UMA telecon 2014-05-29

UMA telecon 2014-05-29

Date and Time

Agenda

  • Roll call
  • EIC report
  • Upcoming meeting planning
  • Webinar planning:
    • Date: June 19, 8-9am PT
    • Theme: UMA, OpenID Connect, and personal data stores ("You can't spell human without UMA" (smile) )
    • Key participants: Maciej/Cloud Identity, Thomas/Justin?/MIT-KIT, Dazza/MIT, and Nat so far
    • Hashtag: #UMApcloud
    • Sponsorships: MIT, who else?
    • Need to get registration page up
    • Do press release again this time?
  • Leadership team ballots:
    • Chair, vice-chair, and spec editor positions are coming due
  • Interop planning
    • In-person interop at CIS?
  • Case study work
  • Multi-AS policy sourcing (Gluu)
  • Claim profiling work (Cloud Identity)
  • Regex style of resource set/scope registration (Gluu)
  • RS config data for publishing resource sets and required policies for client benefit? (Gluu)
  • AOB

Minutes

Roll call

Quorum was reached.

Vivek is new to the calls.

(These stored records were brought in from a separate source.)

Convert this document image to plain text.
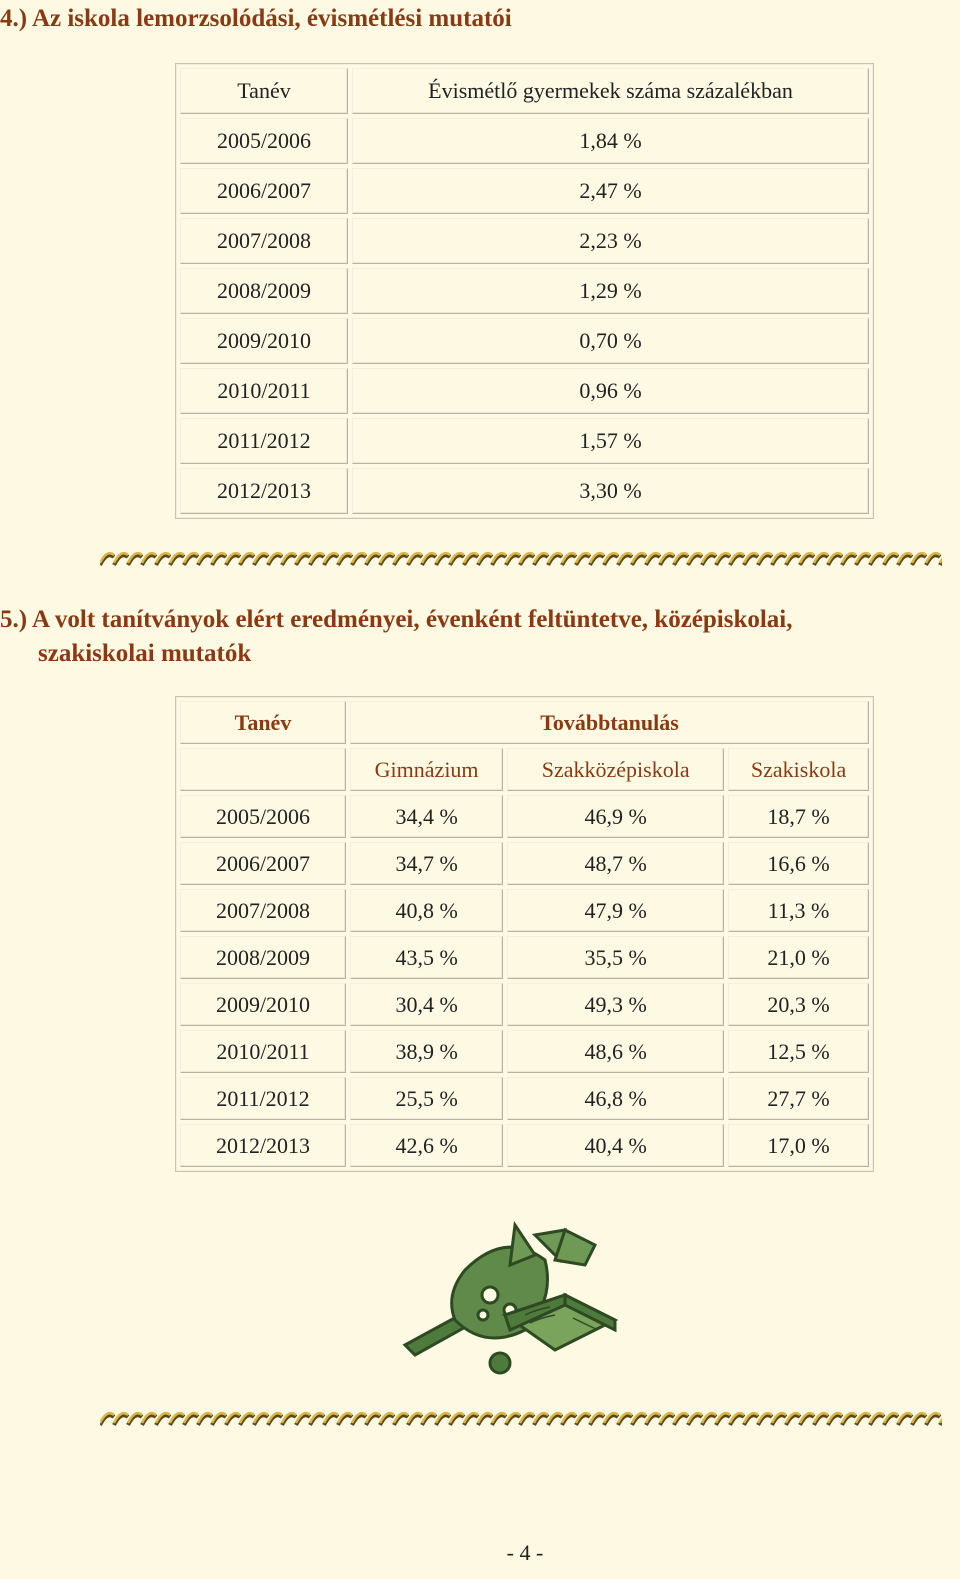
4.) Az iskola lemorzsolódási, évismétlési mutatói
Tanév	Évismétlő gyermekek száma százalékban
2005/2006	1,84 %
2006/2007	2,47 %
2007/2008	2,23 %
2008/2009	1,29 %
2009/2010	0,70 %
2010/2011	0,96 %
2011/2012	1,57 %
2012/2013	3,30 %
5.) A volt tanítványok elért eredményei, évenként feltüntetve, középiskolai,
szakiskolai mutatók
Tanév	Továbbtanulás		
	Gimnázium	Szakközépiskola	Szakiskola
2005/2006	34,4 %	46,9 %	18,7 %
2006/2007	34,7 %	48,7 %	16,6 %
2007/2008	40,8 %	47,9 %	11,3 %
2008/2009	43,5 %	35,5 %	21,0 %
2009/2010	30,4 %	49,3 %	20,3 %
2010/2011	38,9 %	48,6 %	12,5 %
2011/2012	25,5 %	46,8 %	27,7 %
2012/2013	42,6 %	40,4 %	17,0 %
- 4 -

He works for Cisco on the security side on the cloud platform. He works on OAuth and SAML mediation, and JWE technologies.

Mike is new to the calls. He's the founder of Gluu. They have a service to help companies deploy open-source identity software. They have an UMA implementation that focuses on organizational use cases.

Yuriy is new to the calls. He works on Gluu as a developer.

Casey and Katie are new to the calls. They are at ForgeRock, and are working on an UMA implementation over the summer. Implementation questions should go to the uma-dev@kantarainitiative.org list.

Minutes approval

MOTION: Thomas moves: Approve minutes of UMA telecon 2014-04-24 and read into today's minutes all intervening ad hoc meeting notes. APPROVED by unanimous consent.

EIC report

This is the most important identity conference in Europe, organized by Kuppinger Cole. This year they focused on cloud, privacy, security, etc. There was a special track on "Life Management Platforms", a KC-innovated concept in 2012. It builds on the personal cloud/PDS vision. Domenico and Maciej presented. Nat S was there, and a vendor interested in the concept, Qiy. The cherry on top of the conference was UMA receiving an EIC award. Questions came up about how UMA controls data. Michelle Chibba expressed interest from the PbD perspective. We have written on UMA wrt PbD here: http://tinyurl.com/umapbd.

Next steps: Publish our LMP analysis formally.

Webinar planning

Mike suggests that his work on the Ubuntu Juju framework, for which UMA and OIDC are two-thirds of the underpinnings (and in which WSO2 and ForgeRock also participate), could be relevant to use in the webinar. Eve notes that the Maciej/Domenico presentation from EIC is also extremely relevant, and it already includes a demo component. (It's not so bad if we max out our line at 30 callers.)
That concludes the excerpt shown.